Quem entrar na Sala do Veado, em Lisboa, até 28 de Junho, encontrará no centro do espaço obscurecido, os contornos de um animal.

Os olhos habituar-se-ão, então, ao negrume para que a silhueta se imponha, com a sua superfície, a sua escala, até à revelação: a escultura de um veado sobre um plinto rectangular. Uma imagem e uma escultura, portanto. Podia descrever-se assim a exposição que Miguel Branco (1963, Castelo Branco) apresenta no Museu Nacional de História Natural. Resulta de um trabalho iniciado em 2005 e, em simultâneo, alude a conceitos e práticas de um percurso de 20 anos que se exprime, agora, numa constelação de momentos.
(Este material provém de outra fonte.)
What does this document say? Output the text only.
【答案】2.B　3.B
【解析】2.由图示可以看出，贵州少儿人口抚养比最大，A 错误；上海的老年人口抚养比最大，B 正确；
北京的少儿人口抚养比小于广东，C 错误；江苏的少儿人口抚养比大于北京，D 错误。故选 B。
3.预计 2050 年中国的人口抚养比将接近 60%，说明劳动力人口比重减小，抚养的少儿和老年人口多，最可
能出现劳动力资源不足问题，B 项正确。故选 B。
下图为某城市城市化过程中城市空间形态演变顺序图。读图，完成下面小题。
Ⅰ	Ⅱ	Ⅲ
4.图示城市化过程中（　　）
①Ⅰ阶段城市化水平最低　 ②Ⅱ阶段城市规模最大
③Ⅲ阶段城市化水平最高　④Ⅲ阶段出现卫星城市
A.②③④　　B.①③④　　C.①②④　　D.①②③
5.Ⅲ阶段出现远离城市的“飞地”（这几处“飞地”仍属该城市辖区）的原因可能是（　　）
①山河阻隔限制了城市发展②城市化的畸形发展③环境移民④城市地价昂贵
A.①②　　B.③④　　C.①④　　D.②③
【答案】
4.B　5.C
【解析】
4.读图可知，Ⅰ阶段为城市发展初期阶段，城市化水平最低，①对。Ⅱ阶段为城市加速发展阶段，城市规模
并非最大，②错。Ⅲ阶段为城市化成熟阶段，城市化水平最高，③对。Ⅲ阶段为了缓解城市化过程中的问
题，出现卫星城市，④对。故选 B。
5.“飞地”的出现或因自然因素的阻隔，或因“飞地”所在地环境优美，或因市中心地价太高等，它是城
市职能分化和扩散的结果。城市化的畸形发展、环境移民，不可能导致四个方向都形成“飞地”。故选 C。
Encerrada agora a sua exposição individual Luz na Galeria Pedro Cera, os espectadores podem ver Sombra, na Fundação Carmona e Costa (até ao fim do ano), contemplar a escultura que este texto introduz e, se viajarem até à Áustria, poderão visitar The Silence of Animals no palácio Schloss Ambras, na cidade de Innsbruck.

Desenham-se assim vários caminhos para a obra de Miguel Branco que, por vezes, se tocam e se cruzam, sem que a autonomia dos seus sentidos seja posta em causa. Neste universo plástico e conceptual coexistem a história de uma sala e a escultura de um animal, a mão do artista e a reprodução técnica das imagens, a intangibilidade da sombra e a presença da matéria. 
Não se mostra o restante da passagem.